Fast, affordable Internet access for all.
Maine’s "Youngest City" Issues RFP for Broadband Plan; Proposals Due April 26th
Over the past few years, many cities in the rural state of Maine have begun exploring ways to improve local connectivity. Following in their footsteps, Biddeford has recently released a Request for Proposals (RFP) to assess Internet access in the community and develop a Broadband Plan. The RFP specifically notes this plan should include information on increasing digital inclusion in the city. Proposals are due April 26th.
Background on Biddeford
Biddeford (pop. 21,000) lies 15 miles south of Portland along the coast of Maine. Throughout much of the city’s history, textile mills were a major part of the local economy. After the decline of the textile industry in the region, the city redeveloped many of the abandoned mills and made attempts to revitalize the downtown area, resulting in a robust arts and food scene that belies the city’s modest size. (Eater even named a Biddeford restaurant as one of the “18 Best New Restaurants in America.”) These efforts, as well as a lower cost of living, have helped attract younger people to the area, making Biddeford Maine’s "youngest city" with a median age of 35.
Although broadband is available to most of the city, local connectivity has room for improvement. According to Federal Communications Commission data from 2017, nearly half of all Biddeford residents only have access to broadband from one provider, and no provider offers gigabit speeds within the city. Currently, Biddeford has two free Wi-Fi hotspots in its downtown area — the result of a partnership with private companies, including GWI, a Biddeford-based Internet access provider, and Axiom Technologies, a broadband company out of Machias, Maine.

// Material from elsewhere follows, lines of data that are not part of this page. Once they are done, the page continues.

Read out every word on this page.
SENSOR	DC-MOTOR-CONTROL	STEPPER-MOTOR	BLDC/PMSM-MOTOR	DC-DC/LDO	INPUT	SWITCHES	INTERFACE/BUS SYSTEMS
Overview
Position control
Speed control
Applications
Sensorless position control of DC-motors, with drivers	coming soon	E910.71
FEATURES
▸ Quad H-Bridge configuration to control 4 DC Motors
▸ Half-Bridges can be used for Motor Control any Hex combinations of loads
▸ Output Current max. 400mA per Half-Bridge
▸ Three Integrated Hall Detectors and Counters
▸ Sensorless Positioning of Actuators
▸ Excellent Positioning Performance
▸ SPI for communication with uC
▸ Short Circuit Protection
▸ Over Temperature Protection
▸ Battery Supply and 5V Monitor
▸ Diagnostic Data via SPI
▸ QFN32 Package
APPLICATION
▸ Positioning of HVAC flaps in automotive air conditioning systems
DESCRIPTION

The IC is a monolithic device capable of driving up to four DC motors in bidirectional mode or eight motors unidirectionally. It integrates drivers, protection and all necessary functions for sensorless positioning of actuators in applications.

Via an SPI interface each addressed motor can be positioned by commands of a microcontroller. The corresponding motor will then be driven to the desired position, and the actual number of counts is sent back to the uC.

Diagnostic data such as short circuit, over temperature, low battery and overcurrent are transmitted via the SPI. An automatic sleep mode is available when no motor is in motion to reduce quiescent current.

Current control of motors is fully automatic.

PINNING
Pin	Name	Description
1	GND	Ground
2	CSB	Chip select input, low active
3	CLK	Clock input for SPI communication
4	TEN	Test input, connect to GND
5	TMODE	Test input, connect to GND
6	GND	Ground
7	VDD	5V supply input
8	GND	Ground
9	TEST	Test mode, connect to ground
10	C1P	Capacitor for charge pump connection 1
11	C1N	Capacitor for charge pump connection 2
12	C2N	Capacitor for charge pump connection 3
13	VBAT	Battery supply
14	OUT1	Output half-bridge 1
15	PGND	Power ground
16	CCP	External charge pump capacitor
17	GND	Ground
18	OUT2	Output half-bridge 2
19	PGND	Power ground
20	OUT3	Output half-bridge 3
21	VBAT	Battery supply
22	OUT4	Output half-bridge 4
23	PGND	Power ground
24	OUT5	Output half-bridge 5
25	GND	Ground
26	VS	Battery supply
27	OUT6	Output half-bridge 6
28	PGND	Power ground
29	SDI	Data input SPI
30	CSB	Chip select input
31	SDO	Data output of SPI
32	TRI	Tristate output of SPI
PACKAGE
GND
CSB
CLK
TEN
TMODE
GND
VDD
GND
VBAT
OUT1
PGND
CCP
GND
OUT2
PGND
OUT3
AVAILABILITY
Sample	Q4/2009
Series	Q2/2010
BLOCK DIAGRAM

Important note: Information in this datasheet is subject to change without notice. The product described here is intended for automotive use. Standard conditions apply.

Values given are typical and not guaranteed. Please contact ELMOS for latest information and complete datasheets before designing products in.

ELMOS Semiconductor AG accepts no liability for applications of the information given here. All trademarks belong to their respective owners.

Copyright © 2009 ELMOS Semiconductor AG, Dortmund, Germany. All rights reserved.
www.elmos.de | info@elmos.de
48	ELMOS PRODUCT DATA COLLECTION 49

Biddeford is looking for a consultant to create a Broadband Plan for the city that:
- Identifies existing high-speed Internet assets in the City,
- Identifies areas of the City lacking adequate high-speed Internet service, where augmented high-speed Internet service will be required to meet the demands of future “smart” infrastructure
- Identifies the need for greater access to high-speed Internet and computer equipment for low-to-moderate income individuals and families that will promote Digital Inclusion
The selected consultant will be expected to meet with city staff and the Biddeford Broadband Team, which was created to monitor the project, and to hold a public meeting. They should also provide a written Broadband Plan that includes:
- Graphic and written representation of high speed Internet assets in the City . . .
- Recommendations (in graphic and/or written form) of areas of the City likely to require expansion of high-speed service and the most appropriate download and upload speeds to satisfy future demand. This may include low-to-moderate income neighborhoods
- Recommendations for enhanced Digital Inclusion of low-to-moderate income households,
- Summary of public comments and input
Funding for the plan comes from a $15,000 grant from the Maine Community Foundation, a charitable nonprofit that finances projects throughout the state.
The deadline to submit a proposal is Friday, April 26th. Biddeford will announce which proposal it has selected on Friday, May 10th, after the Broadband Team and city staff review submissions. Proposals will be evaluated based on the consultant’s experience and expertise, the services they plan to provide, and the relative cost, among other things
Maine Communities Doubling Down on Broadband
Biddeford is just one of many Maine communities that are taking Internet access into their own hands. Nearby, Sanford has begun construction on a broadband network that will connect area businesses and community anchor institutions. Once completed, it will be the largest community fiber network in the state. Further north, the two towns of Baileyville and Calais have joined forces to create the Downeast Broadband Authority, which is deploying a Fiber-to-the-Home (FTTH) network in the region. Yet more communities, such as Cumberland County, are still in the planning stages of improving local connectivity.